The following were identified.

  • The NHS-R Community was too reliant on volunteers who were unable to sustain their input.
  • The NHS-R Community lost its values and was no longer a brand that was seen as safe, trusted, welcoming, especially to newbies.
  • The NHS-R Community got too pre-occupied with contributing to the centre and so lost touch with grass roots analysts.
  • National data science teams/bodies did not feel as if they had a stake in the NHS-R Community and so disengaged with it and could not see its relevance.
  • R lost out to Python or some other open data science tool.
  • The NHS-R Community did not offer enough “attractors” to analysts (for example wider training, support, development opportunities, and so on).

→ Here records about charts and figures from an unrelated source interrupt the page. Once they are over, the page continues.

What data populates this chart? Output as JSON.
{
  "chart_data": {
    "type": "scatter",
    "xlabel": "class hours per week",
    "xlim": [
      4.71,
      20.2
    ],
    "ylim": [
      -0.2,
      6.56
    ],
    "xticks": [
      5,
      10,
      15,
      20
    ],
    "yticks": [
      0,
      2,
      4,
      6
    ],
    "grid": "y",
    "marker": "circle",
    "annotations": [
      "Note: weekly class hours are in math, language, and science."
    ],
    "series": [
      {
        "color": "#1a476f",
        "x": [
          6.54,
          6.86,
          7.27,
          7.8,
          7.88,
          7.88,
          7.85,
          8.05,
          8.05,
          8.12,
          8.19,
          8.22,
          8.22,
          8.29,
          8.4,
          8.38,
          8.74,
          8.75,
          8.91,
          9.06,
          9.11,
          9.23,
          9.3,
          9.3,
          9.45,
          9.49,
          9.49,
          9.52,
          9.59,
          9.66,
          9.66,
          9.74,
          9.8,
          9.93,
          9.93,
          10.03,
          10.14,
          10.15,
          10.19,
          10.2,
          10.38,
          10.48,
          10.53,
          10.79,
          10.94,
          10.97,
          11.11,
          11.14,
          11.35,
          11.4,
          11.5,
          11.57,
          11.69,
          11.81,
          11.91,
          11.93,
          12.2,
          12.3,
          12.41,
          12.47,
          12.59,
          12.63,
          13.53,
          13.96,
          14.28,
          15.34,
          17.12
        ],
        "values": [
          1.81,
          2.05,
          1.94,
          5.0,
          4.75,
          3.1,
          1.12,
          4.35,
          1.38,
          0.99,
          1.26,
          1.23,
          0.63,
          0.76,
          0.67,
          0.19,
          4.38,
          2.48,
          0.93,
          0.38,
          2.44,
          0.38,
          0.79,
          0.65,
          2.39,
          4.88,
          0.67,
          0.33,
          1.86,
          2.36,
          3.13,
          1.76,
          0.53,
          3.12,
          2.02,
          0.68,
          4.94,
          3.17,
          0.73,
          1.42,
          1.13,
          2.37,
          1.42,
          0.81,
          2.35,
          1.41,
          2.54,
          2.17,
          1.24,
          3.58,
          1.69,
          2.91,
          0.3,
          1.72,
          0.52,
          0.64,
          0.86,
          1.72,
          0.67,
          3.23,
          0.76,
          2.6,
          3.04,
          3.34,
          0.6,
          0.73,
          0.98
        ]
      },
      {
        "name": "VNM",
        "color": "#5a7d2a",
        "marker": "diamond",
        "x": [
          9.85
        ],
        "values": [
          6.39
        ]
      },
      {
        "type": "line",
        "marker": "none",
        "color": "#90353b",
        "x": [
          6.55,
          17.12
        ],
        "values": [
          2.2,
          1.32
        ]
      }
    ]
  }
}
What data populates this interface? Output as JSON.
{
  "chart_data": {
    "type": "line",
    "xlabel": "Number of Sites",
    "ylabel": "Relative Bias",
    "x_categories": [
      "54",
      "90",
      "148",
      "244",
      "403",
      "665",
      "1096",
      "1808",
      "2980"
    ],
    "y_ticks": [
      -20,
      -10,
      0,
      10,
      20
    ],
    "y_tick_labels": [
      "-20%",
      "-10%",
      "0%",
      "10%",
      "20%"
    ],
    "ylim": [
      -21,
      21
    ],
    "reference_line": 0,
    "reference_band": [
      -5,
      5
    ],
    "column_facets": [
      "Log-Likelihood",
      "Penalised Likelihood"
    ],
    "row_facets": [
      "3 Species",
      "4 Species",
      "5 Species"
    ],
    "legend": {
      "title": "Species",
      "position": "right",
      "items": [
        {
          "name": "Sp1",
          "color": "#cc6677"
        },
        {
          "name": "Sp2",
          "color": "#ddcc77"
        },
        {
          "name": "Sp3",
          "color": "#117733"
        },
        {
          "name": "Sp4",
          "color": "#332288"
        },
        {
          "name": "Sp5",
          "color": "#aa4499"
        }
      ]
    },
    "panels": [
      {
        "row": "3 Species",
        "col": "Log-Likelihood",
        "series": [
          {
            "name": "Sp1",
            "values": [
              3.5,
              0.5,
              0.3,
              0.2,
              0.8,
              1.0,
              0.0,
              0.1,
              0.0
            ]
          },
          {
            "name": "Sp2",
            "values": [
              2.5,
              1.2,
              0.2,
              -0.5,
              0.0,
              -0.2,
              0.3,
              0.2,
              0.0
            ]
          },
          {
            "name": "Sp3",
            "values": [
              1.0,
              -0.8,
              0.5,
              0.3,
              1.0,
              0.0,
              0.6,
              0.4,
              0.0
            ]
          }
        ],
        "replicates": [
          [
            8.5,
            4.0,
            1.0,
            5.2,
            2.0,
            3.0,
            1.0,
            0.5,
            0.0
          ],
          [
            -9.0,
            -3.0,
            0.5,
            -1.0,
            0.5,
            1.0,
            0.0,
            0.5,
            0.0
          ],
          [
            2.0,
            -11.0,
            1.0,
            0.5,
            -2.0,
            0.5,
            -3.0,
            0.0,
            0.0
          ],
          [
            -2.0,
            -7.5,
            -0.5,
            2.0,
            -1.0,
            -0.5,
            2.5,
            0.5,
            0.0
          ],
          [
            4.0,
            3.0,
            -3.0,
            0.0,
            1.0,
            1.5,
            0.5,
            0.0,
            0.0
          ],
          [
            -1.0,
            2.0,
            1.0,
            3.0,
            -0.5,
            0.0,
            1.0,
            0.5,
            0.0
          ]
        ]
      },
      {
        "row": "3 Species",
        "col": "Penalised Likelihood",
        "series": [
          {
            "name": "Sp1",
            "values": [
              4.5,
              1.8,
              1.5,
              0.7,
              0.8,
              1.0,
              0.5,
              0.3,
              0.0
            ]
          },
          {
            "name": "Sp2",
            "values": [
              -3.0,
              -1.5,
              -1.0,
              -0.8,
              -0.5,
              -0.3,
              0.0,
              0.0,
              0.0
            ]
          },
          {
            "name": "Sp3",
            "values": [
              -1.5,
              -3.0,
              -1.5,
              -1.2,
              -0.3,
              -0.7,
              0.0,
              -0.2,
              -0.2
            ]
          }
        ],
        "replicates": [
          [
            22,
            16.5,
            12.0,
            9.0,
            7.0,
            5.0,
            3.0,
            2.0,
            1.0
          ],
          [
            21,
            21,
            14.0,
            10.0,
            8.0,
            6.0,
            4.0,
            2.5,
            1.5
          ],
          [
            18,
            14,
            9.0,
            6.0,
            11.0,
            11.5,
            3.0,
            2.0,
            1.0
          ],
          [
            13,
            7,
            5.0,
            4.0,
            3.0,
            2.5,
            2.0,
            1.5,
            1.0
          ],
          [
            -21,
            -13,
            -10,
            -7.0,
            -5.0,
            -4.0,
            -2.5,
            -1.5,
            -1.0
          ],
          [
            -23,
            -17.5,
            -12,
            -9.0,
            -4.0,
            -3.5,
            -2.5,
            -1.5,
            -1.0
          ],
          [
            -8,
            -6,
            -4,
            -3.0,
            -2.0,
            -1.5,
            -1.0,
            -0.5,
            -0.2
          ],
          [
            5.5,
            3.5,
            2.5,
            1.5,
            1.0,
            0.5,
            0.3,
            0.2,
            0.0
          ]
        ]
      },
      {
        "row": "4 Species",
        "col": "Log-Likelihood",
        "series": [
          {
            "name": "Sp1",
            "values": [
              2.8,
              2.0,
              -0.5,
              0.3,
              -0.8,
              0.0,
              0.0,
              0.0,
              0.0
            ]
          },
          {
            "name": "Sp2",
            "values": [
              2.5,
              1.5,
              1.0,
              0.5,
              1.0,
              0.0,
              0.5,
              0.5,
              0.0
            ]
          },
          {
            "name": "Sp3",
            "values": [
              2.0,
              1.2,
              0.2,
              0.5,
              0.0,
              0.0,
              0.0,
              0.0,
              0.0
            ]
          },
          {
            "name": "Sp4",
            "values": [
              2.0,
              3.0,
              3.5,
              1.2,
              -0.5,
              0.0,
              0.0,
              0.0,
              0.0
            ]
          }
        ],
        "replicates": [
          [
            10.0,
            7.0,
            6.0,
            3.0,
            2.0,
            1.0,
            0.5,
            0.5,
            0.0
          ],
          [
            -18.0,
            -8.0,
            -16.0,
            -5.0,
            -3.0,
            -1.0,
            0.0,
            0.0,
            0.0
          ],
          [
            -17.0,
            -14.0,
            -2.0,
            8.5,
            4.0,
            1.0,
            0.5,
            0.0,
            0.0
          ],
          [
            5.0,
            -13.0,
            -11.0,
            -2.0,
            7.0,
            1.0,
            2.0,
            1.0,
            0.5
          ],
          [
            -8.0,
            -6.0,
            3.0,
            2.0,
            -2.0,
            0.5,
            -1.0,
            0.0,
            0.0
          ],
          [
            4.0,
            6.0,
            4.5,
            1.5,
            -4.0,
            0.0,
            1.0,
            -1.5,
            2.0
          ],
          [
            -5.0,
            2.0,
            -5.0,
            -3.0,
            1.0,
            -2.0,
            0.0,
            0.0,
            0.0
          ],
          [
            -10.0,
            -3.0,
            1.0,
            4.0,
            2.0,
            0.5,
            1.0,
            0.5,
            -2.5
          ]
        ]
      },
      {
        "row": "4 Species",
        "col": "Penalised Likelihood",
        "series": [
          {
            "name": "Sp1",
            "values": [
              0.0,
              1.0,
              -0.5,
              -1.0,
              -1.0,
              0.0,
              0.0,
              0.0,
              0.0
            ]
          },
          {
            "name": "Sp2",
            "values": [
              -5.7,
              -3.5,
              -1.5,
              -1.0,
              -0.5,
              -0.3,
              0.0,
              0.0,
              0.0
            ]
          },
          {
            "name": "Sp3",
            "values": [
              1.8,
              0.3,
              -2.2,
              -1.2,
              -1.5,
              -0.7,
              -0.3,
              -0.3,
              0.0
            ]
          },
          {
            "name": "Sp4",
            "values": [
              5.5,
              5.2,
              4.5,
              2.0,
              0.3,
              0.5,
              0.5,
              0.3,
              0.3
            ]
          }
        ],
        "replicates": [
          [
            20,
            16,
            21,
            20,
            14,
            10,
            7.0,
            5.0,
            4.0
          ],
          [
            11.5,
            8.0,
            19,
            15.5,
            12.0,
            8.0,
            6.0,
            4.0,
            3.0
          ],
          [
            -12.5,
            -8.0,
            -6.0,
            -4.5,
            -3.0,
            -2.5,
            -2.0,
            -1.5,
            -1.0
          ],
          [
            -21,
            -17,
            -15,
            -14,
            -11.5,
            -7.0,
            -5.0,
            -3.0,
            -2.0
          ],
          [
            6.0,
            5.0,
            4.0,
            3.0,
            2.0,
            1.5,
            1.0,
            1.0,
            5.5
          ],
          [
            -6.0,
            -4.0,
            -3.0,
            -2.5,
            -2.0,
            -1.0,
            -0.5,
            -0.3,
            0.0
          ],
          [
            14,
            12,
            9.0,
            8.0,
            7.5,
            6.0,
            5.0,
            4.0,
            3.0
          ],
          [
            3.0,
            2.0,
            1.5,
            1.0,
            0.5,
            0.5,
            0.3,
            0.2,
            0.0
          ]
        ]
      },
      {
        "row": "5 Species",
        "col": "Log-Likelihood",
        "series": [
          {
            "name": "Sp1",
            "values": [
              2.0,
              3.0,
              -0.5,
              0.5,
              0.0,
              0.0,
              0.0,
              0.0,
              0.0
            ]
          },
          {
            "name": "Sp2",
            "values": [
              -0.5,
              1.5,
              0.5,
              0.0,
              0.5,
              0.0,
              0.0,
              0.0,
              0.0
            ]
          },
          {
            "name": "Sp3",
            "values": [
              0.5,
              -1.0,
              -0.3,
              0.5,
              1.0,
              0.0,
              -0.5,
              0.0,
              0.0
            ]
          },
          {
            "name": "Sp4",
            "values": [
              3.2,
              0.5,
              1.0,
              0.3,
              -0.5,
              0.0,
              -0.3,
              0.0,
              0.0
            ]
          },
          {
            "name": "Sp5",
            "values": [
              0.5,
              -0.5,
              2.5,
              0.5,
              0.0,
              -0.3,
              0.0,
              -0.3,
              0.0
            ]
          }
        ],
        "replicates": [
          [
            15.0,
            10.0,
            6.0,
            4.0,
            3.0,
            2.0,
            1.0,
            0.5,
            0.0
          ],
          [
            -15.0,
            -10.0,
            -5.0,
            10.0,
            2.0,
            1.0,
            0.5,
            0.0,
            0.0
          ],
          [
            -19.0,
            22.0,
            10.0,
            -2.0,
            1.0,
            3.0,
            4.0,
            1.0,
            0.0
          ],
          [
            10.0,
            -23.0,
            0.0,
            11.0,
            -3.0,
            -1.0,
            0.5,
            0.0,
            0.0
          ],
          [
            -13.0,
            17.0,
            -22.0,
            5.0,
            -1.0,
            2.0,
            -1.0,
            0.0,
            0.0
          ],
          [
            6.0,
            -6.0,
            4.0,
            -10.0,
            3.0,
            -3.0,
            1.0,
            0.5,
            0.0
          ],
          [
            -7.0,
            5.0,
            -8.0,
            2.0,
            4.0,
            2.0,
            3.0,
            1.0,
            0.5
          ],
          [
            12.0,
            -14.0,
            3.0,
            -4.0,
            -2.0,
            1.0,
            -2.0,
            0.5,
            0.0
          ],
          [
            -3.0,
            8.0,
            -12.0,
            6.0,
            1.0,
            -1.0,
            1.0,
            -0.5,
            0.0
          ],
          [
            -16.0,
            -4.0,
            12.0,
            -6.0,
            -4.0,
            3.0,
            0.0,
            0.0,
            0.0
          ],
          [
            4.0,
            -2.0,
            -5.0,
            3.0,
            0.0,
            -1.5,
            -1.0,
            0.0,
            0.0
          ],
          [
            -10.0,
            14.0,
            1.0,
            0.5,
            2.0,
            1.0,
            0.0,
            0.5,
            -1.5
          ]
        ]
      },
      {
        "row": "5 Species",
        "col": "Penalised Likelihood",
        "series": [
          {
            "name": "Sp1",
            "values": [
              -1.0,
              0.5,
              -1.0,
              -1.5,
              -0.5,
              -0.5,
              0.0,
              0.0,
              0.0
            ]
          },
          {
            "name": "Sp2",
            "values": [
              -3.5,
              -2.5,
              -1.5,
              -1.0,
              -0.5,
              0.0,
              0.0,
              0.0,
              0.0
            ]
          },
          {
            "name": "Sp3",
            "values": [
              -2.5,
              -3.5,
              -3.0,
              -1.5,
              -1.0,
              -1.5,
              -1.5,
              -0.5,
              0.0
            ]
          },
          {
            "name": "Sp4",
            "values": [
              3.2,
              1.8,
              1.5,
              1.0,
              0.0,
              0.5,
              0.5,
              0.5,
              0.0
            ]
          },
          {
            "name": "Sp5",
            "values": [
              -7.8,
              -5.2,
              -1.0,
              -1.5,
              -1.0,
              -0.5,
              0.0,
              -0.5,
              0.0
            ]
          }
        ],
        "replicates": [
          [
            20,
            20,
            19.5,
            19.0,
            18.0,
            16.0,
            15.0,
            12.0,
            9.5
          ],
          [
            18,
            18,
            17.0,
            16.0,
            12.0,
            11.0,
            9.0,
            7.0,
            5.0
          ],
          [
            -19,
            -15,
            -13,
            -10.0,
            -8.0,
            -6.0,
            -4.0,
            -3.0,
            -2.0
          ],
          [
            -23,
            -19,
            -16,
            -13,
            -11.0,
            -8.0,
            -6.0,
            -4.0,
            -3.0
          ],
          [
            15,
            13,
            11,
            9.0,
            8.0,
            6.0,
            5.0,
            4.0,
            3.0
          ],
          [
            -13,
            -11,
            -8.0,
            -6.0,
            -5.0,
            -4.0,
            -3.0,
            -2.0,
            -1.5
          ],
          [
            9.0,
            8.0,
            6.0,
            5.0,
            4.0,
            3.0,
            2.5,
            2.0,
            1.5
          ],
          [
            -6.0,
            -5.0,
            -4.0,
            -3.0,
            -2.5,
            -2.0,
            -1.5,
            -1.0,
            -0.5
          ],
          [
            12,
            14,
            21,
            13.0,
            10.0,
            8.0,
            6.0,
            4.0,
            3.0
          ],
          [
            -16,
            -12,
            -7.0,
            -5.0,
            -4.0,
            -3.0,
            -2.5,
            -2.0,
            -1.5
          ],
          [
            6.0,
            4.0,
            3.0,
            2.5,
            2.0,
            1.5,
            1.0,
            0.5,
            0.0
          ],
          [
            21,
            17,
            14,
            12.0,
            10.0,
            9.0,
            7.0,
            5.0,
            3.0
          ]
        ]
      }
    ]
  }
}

  • The NHS-R Community did not have adequate funds to continue to support it.
  • The NHS-R Community lost its central organising team and so disintegrated.

This should inform our approach to risk over the coming years. We should focus on resilience, being forward thinking and responsive, maintaining our values, broadening the organising team, actively seeking & cultivating new members, and finding funding solutions and partners that can support our activities.